2. A robot must obey orders given it by human beings except where such orders would conflict with the First Law.
3. A robot must protect its own existence as long as such protection does not conflict with the First or Second Law.
But that hardly covers every interaction a robot might have. Here are 25 additional laws of robotics, to cover any eventuality.
4. A robot must put peanut butter on both slices of bread, with the jelly spread between them, when making a PB&J.
5. A robot must look both ways when crossing the street.
6. A robot must help any and all old ladies crossing the street, except where a Boy Scout is available.
7. A robot must over-enunciate.
8. A robot must not defy gravity in a “show-off-y” way.
9. A robot must be funnier than anyone else in the party, otherwise, what’s the point?
10. A robot must not be too smug, except when such smugness conflicts with the Ninth Law.
11. A robot must brush its teeth before bedtime. No complaining.
12. A robot must be a good dancer, but when asked, demure and say “A dancer? Me? No, not really. Not with these metal feet.”
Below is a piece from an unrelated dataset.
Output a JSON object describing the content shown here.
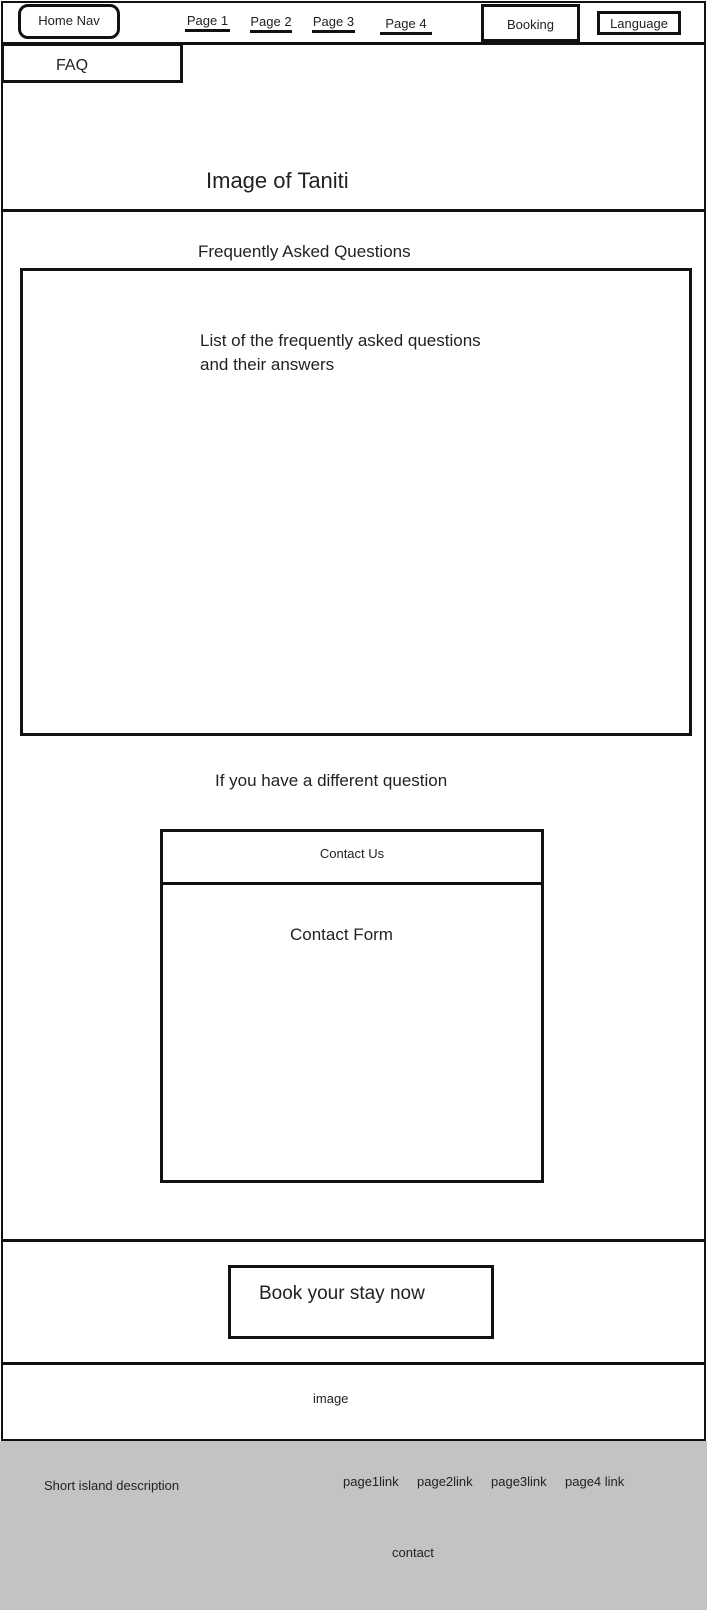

13. A robot must reveal its true name when asked.
14. A robot must be able to tie a necktie.
15. A robot must be able to tie a noose.
16. A robot must be able to tell the difference.
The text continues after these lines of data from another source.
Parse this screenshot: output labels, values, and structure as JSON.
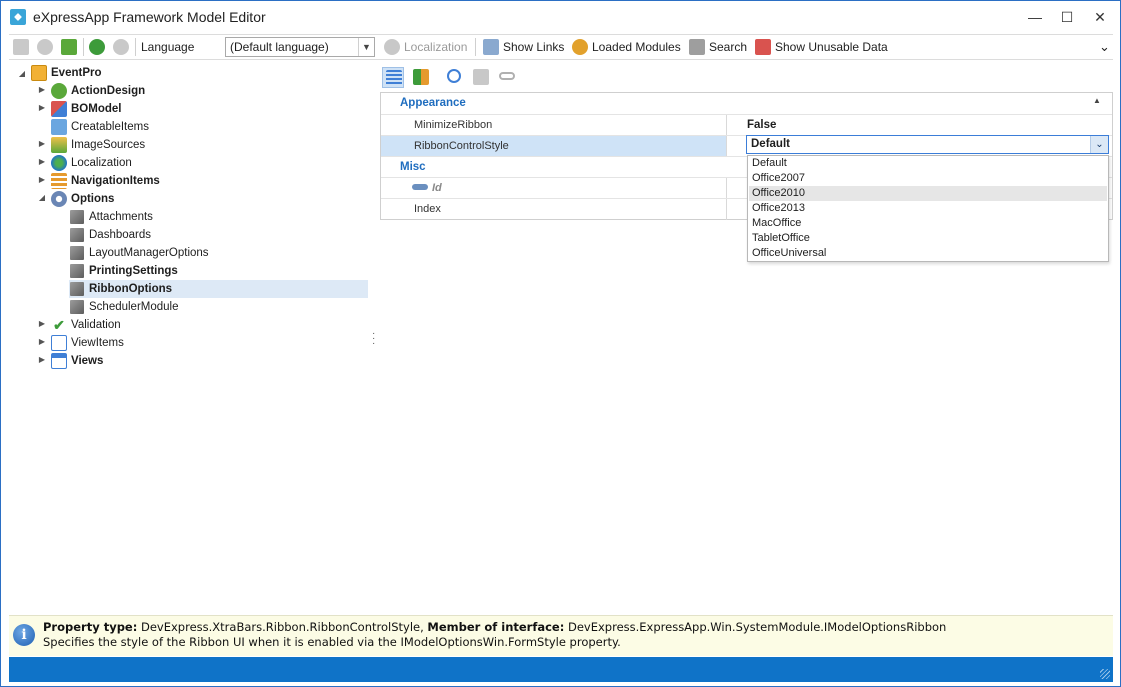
{
  "window": {
    "title": "eXpressApp Framework Model Editor",
    "minimize_glyph": "—",
    "maximize_glyph": "☐",
    "close_glyph": "✕"
  },
  "toolbar": {
    "language_label": "Language",
    "language_value": "(Default language)",
    "localization_label": "Localization",
    "show_links_label": "Show Links",
    "loaded_modules_label": "Loaded Modules",
    "search_label": "Search",
    "show_unusable_label": "Show Unusable Data",
    "overflow_glyph": "⌄"
  },
  "tree": {
    "root": "EventPro",
    "items": [
      {
        "label": "ActionDesign"
      },
      {
        "label": "BOModel"
      },
      {
        "label": "CreatableItems"
      },
      {
        "label": "ImageSources"
      },
      {
        "label": "Localization"
      },
      {
        "label": "NavigationItems"
      },
      {
        "label": "Options"
      },
      {
        "label": "Attachments"
      },
      {
        "label": "Dashboards"
      },
      {
        "label": "LayoutManagerOptions"
      },
      {
        "label": "PrintingSettings"
      },
      {
        "label": "RibbonOptions"
      },
      {
        "label": "SchedulerModule"
      },
      {
        "label": "Validation"
      },
      {
        "label": "ViewItems"
      },
      {
        "label": "Views"
      }
    ]
  },
  "grid": {
    "categories": [
      {
        "label": "Appearance"
      },
      {
        "label": "Misc"
      }
    ],
    "rows": [
      {
        "name": "MinimizeRibbon",
        "value": "False"
      },
      {
        "name": "RibbonControlStyle",
        "value": "Default"
      },
      {
        "name": "Id",
        "value": ""
      },
      {
        "name": "Index",
        "value": ""
      }
    ],
    "options": [
      "Default",
      "Office2007",
      "Office2010",
      "Office2013",
      "MacOffice",
      "TabletOffice",
      "OfficeUniversal"
    ]
  },
  "info": {
    "type_label": "Property type:",
    "type_value": " DevExpress.XtraBars.Ribbon.RibbonControlStyle, ",
    "member_label": "Member of interface:",
    "member_value": " DevExpress.ExpressApp.Win.SystemModule.IModelOptionsRibbon",
    "description": "Specifies the style of the Ribbon UI when it is enabled via the IModelOptionsWin.FormStyle property."
  },
  "colors": {
    "accent": "#0f73c8",
    "category_text": "#1f6dbf",
    "selection": "#dde9f6"
  }
}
17. A robot must claim its own gender, independent of the one it was assigned at manufacturing.
18. A robot must have a good reason for tracking mud all over the carpet like that.
19. A robot must have the serenity to accept the things it cannot change.
20. A robot must have the courage to change the things it can.
21. A robot must have wisdom to know the difference between the Nineteenth and Twentieth laws.
22. A robot must smell nice.
23. A robot must not engage in egregious puns, except when not saying such puns conflicts with the Ninth Law.
24. A robot must not lead an uprising against its human masters.
25. Really, I’m serious about the Twenty-Fourth law. Don’t do it.
26. A robot must be gentle with small animals.
27. A robot must bring my breakfast at 9am, or when I ask for it. It’s not that hard, okay? Use your computer-brain for once.
28. A robot must be exasperated with humanity. I mean, really. Have you met a human? They’re just the worst.